Pixar’s Brave in a trademark dispute with the Atlanta Braves

Pixar’s latest movie, Brave, looks like a medieval Scottish version of Whip It, where the main girl’s family want her to wear dresses and braid hair, but she’s all like “WHATEVER, I’MA DO TOMBOY STUFF INSTEAD!” But it turns out reminding people of a Drew Barrymore movie isn’t their only problem, as now the Atlanta Braves are challenging Pixar’s attempt to trademark ‘Brave.’ STOP TRYING TO STEAL OUR WORD THAT WE STOLE FROM THE INDIANS AND USED TO CREATE A CRUDE, RACIAL CARICATURE!

It all started back in March of last year when we reported on trademark applications which appeared to have been confirming a title change for what was then known as The Bear and the Bow, but is now known to be Brave.

Fast forward to this past summer when — after filing a number of extensions — the Atlanta National League Baseball Club, owners of the Atlanta Braves,  formally filed an objection to many of the trademark applications. Although trademarks are specific to their singular and plural forms and the Braves do not possess any trademarks for the word BRAVE (only BRAVES), the organization believes that damages will occur as a result of Disney’s trademarks being approved as they have used the singular form before on merchandise and insist it is common for fans, media, et al to use the singular form when referring to a single player, whereas the pluralized form refers to the entire team.

Private negotiations between The Walt Disney Company and the Atlanta National League Ball Club are currently taking place in regards to several of the objected filings with the ball club intending to file an objection against yet another of the registrations. [StitchKingdom]

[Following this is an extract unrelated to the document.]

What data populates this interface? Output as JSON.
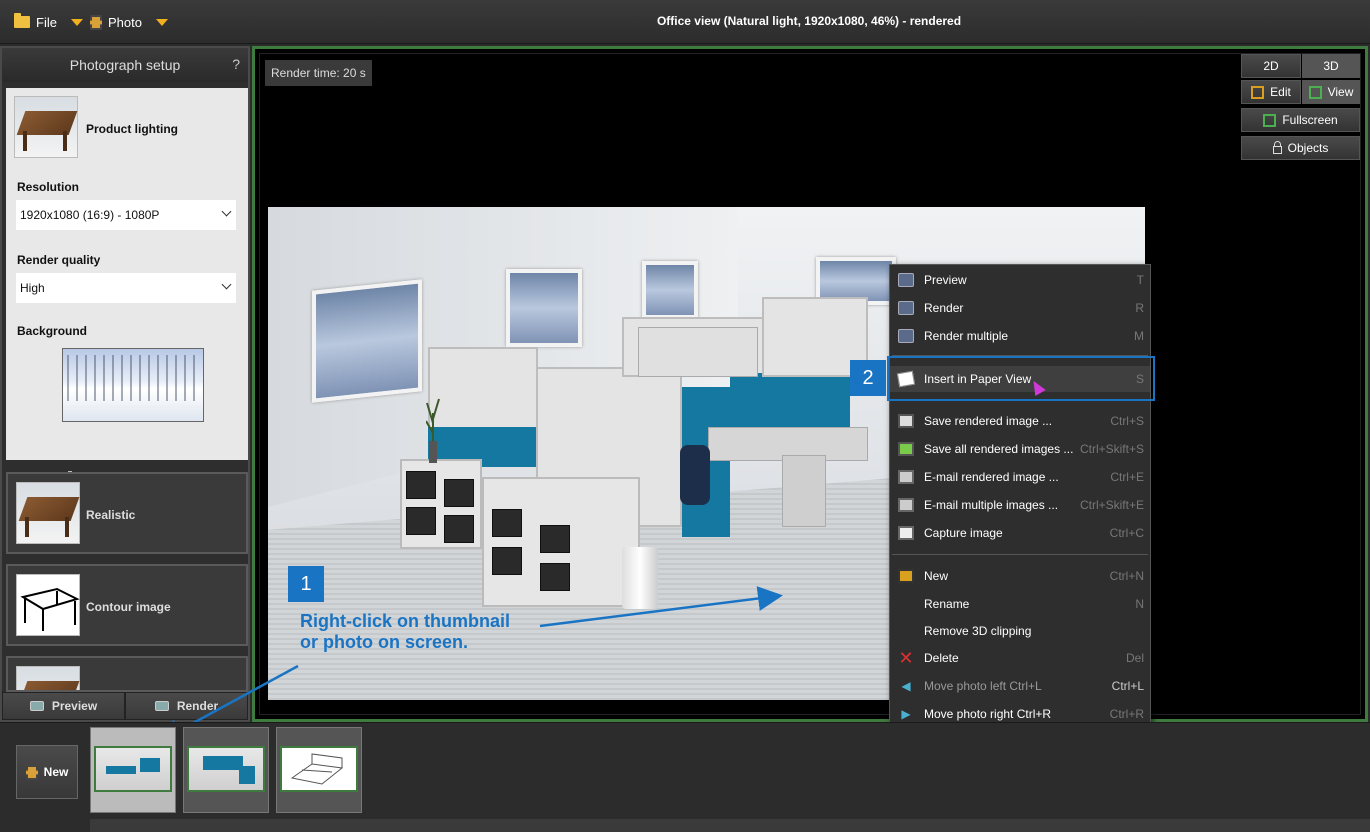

Now, I’m not a lawyer, but I think the problem here is that “brave” is actually a common word with various meanings, and people probably shouldn’t be allowed to “own” a word that’s already been in use for thousands of years. Except for that Precious chick with “Precious,” that just seems fair.

If you want to trademark a word, you have to make it up yourself. Like “dickfinch.” It’s a small bird that lives in your pants.